The personable Steward was one of his sport’s greatest resources and had served as a television analyst for HBO’s most significant fights since 2001.

According to the boxing statistician company CompuBox, Steward trained 41 world champions, and his heavyweights accumulated a remarkable record of 34-2-1 in title fights.


“The depth of his knowledge was unsurpassed,” said HBO’s lead boxing announcer, Jim Lampley. “He was just as involved in amateur boxing as he was professional, so almost every time we’d start covering an American fighter, Emanuel had seen him at the start.”

HBO Sports President Ken Hershman said the network feels an “enormous degree of sadness and loss.… Ten bells do not seem enough to mourn his passing.”

Steward was born July 7, 1944, and moved from his native West Virginia to Detroit in the 1950s with his mother after she divorced his coal-miner father. He worked on auto industry assembly lines as a teenager and trained to fight at Brewster Recreation Center, where former heavyweight champion Joe Louis worked out and legendary Eddie Futch trained.

Steward was a Golden Gloves champion, but his family’s need for financial support led him to sacrifice a professional career for work as an electrical lineman.

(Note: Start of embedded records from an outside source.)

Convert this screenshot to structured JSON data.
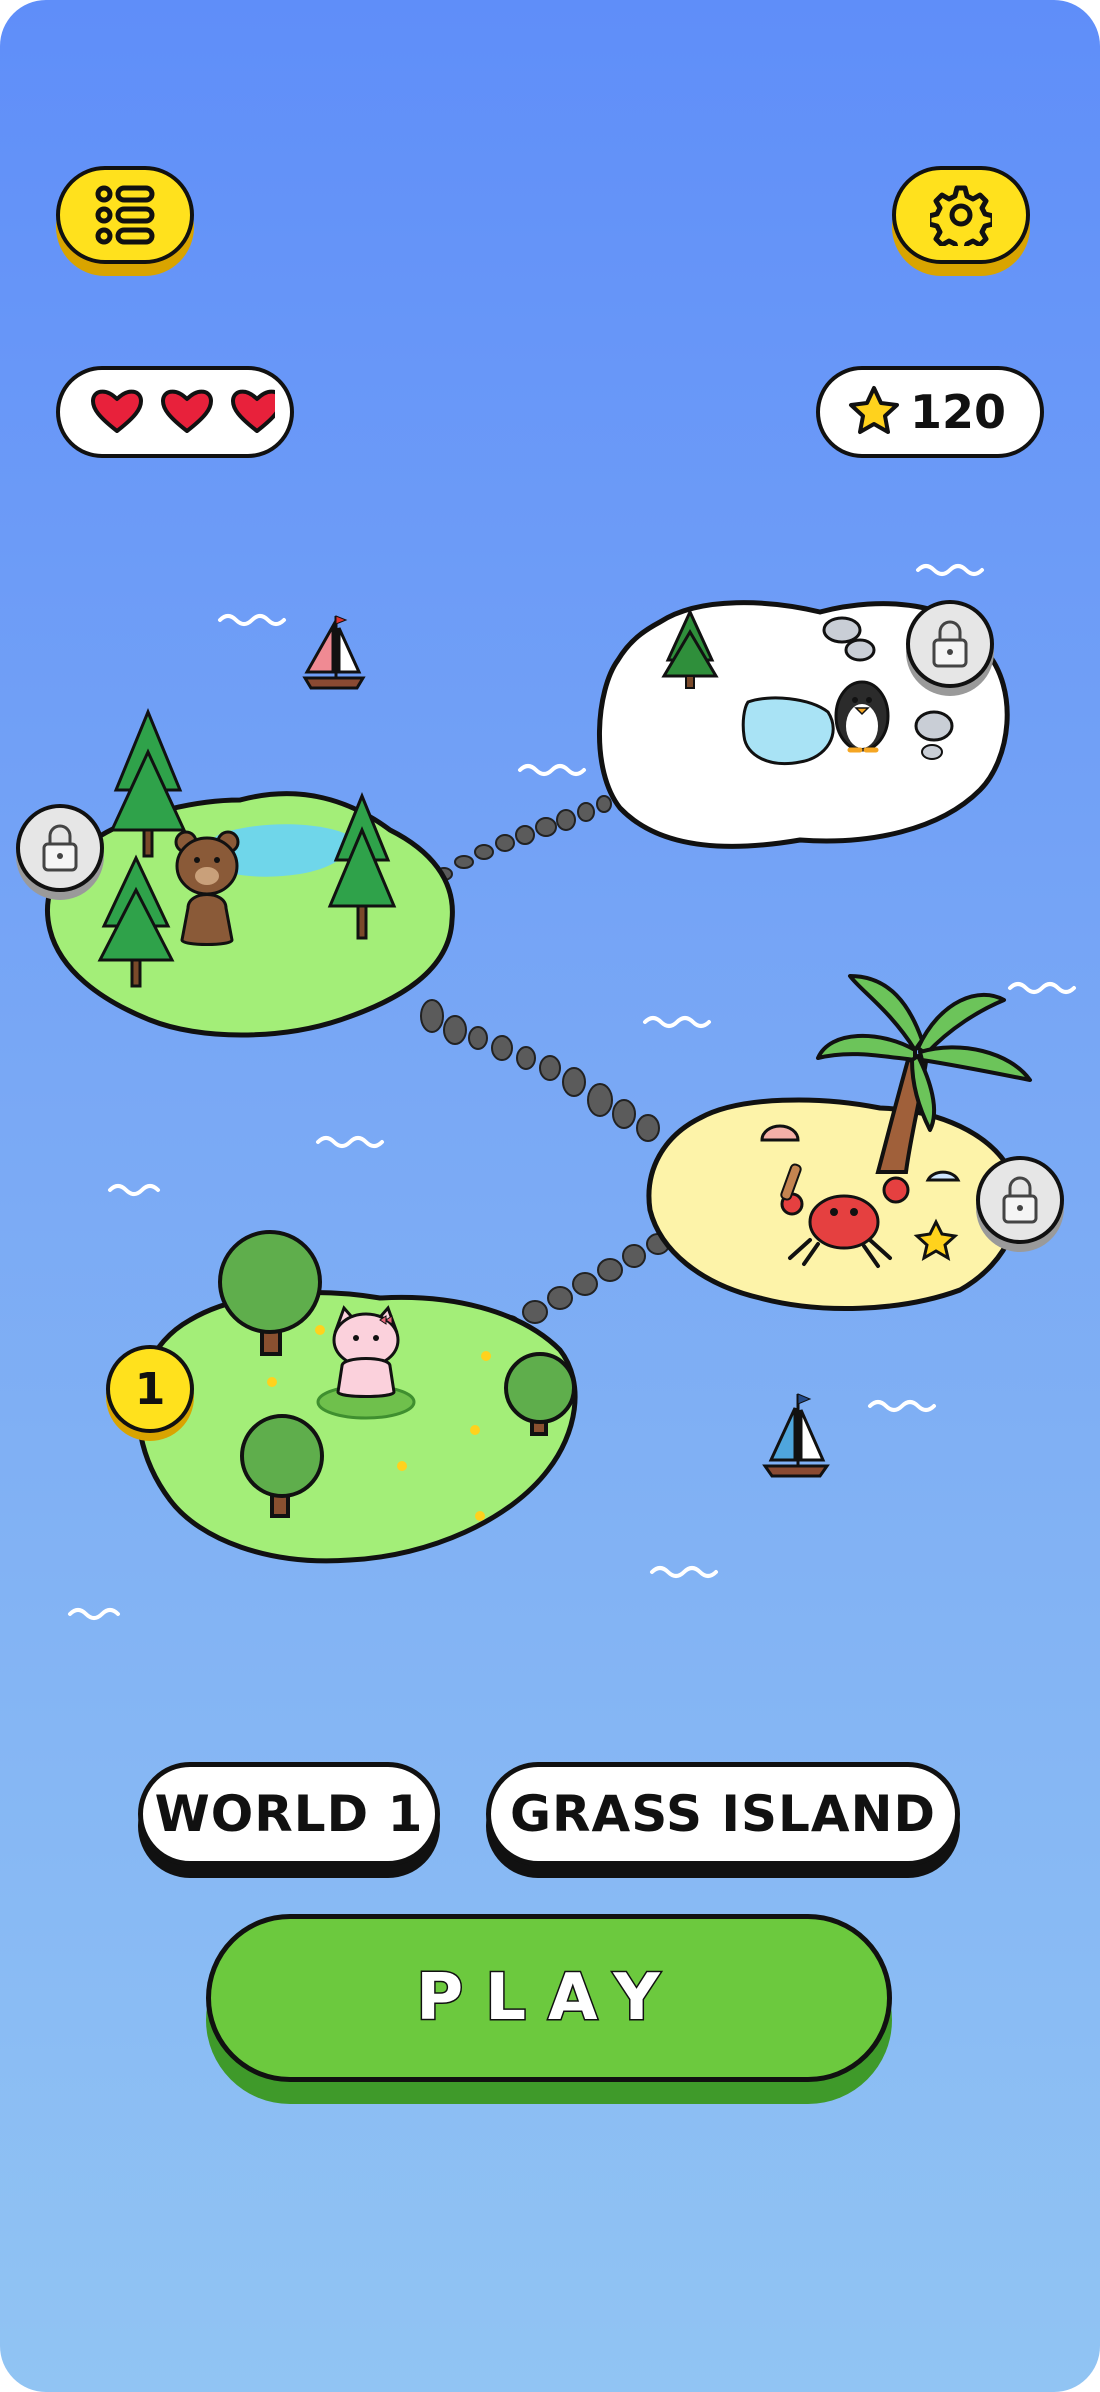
{
  "hud": {
    "menu_icon": "menu-icon",
    "settings_icon": "gear-icon",
    "lives": 3,
    "score": "120"
  },
  "map": {
    "islands": [
      {
        "name": "grass",
        "level_label": "1",
        "status": "current"
      },
      {
        "name": "forest",
        "status": "locked"
      },
      {
        "name": "beach",
        "status": "locked"
      },
      {
        "name": "snow",
        "status": "locked"
      }
    ]
  },
  "world": {
    "number_label": "WORLD 1",
    "name_label": "GRASS ISLAND"
  },
  "play": {
    "label": "PLAY"
  },
  "colors": {
    "accent_yellow": "#ffe11d",
    "play_green": "#6cc93e",
    "heart_red": "#e8213b",
    "sky_top": "#5f8ef9",
    "sky_bottom": "#91c4f3"
  }
}
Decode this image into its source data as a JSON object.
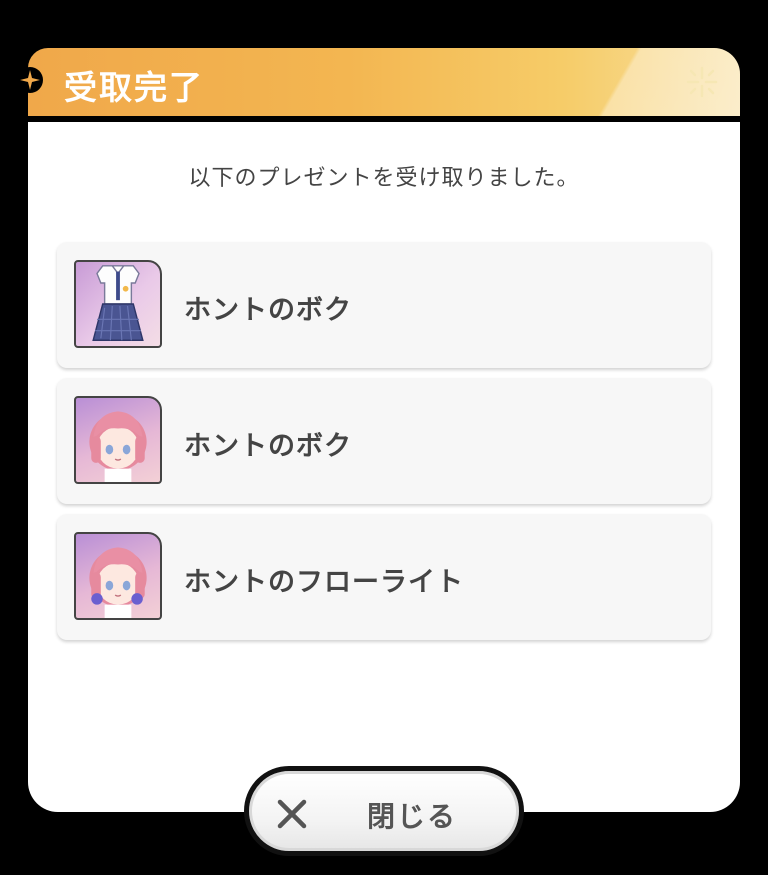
{
  "dialog": {
    "title": "受取完了",
    "message": "以下のプレゼントを受け取りました。"
  },
  "items": [
    {
      "name": "ホントのボク",
      "icon": "costume-outfit-icon"
    },
    {
      "name": "ホントのボク",
      "icon": "character-hair-icon"
    },
    {
      "name": "ホントのフローライト",
      "icon": "character-accessory-icon"
    }
  ],
  "close_button": {
    "label": "閉じる",
    "icon": "close-icon"
  },
  "colors": {
    "header_start": "#f0a84a",
    "header_end": "#f8dfa0",
    "panel": "#ffffff",
    "item_bg": "#f7f7f7",
    "text": "#444444"
  }
}
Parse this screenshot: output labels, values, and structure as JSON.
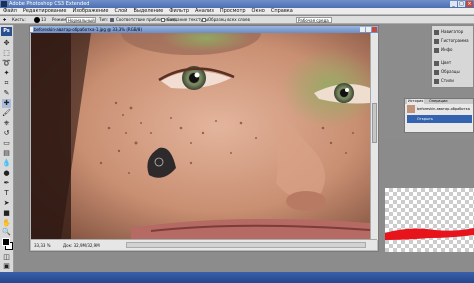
{
  "app": {
    "title": "Adobe Photoshop CS3 Extended",
    "window_buttons": [
      "_",
      "□",
      "×"
    ]
  },
  "menubar": {
    "items": [
      "Файл",
      "Редактирование",
      "Изображение",
      "Слой",
      "Выделение",
      "Фильтр",
      "Анализ",
      "Просмотр",
      "Окно",
      "Справка"
    ]
  },
  "options_bar": {
    "brush_label": "Кисть:",
    "brush_size": "13",
    "mode_label": "Режим:",
    "mode_value": "Нормальный",
    "type_label": "Тип:",
    "option_1": "Соответствие приближения",
    "option_2": "Создание текстуры",
    "option_3": "Образец всех слоев",
    "workspace_label": "Рабочая среда"
  },
  "document": {
    "title": "beforeskin-аватар-обработка-1.jpg @ 33,3% (RGB/8)",
    "zoom": "33,33 %",
    "doc_info": "Док: 32,9M/32,9M"
  },
  "dock": {
    "items": [
      "Навигатор",
      "Гистограмма",
      "Инфо",
      "Цвет",
      "Образцы",
      "Стили"
    ]
  },
  "history_panel": {
    "tabs": [
      "История",
      "Операции"
    ],
    "source": "beforeskin-аватар-обработка",
    "step": "Открыть"
  },
  "colors": {
    "accent": "#3464b0",
    "stroke_red": "#e8141c"
  }
}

He gravitated to training at Detroit’s Kronk Gym, a location he would later build into one of the world’s best-known boxing centers, where international title contenders flock to train shoulder to shoulder with kids off the street whom Steward would lavish with boxing knowledge and even financial support.

“His favorite quote was, ‘Who would’ve thought I’d leave West Virginia to find a gym for troubled, inner-city kids in Detroit and train an Irish middleweight, Andy Lee, and a Ukrainian heavyweight, Klitschko?’” Lampley said.

In 1980, Hilmer Kenty became Steward’s first champion.

The next year Hearns, who developed under Steward’s hand from scrawny “Motor City Cobra” to “Hitman,” battled Sugar Ray Leonard in a highly anticipated super-fight.


Hearns was leading on all three judges’ score cards when Leonard launched a stirring rally that concluded with a 14th-round technical knockout.

Hearns gained another mega-bout against Marvin Hagler.

Steward left Hearns’ side briefly in the pre-fight training room to tend to some errands. In his absence, some Detroit friends entered. Steward returned to find one of the people massaging Hearns’ legs, a “terrible mistake,” Steward recounted to Lampley.

“Now you won’t have any legs tonight, so you’ll just have to run at him and try to knock him out,” Steward said to Hearns.


In a fight often regarded as the greatest three-round bout in the sport’s history, Hearns blasted Hagler in the opening seconds, but suffered a broken right hand on his first punch, delivering what Lampley described as “the perfect step-over right cross.”

A hurt and cut Hagler regrouped and rallied for the third-round knockout.

“I was like the son he never had,” Hearns said Thursday of Steward. “Through the good times, the difficult times, he was there for me. Emanuel Steward is the man who taught me how to adapt, how to deal with all the different situations.... Losing him from my life, I’m very hurt today.”

Many fighters relied on Steward’s wisdom.


With Steward presiding over a “168-hours-a-week” training program in which he’d often sleep in the same room and share meals with his fighters, then train, watch film and engage in “talking, talking, talking,” Lampley said, Lewis developed to defeat Mike Tyson in 2002.

Klitschko has trained without Steward for his title defense against Mariusz Wach next month in Germany.

“It is not often that a person in any line of work gets a chance to work with a legend.… I was privileged enough to work with one for almost a decade,” Klitschko said. “I will miss our time together.”

Information on survivors was unavailable Thursday.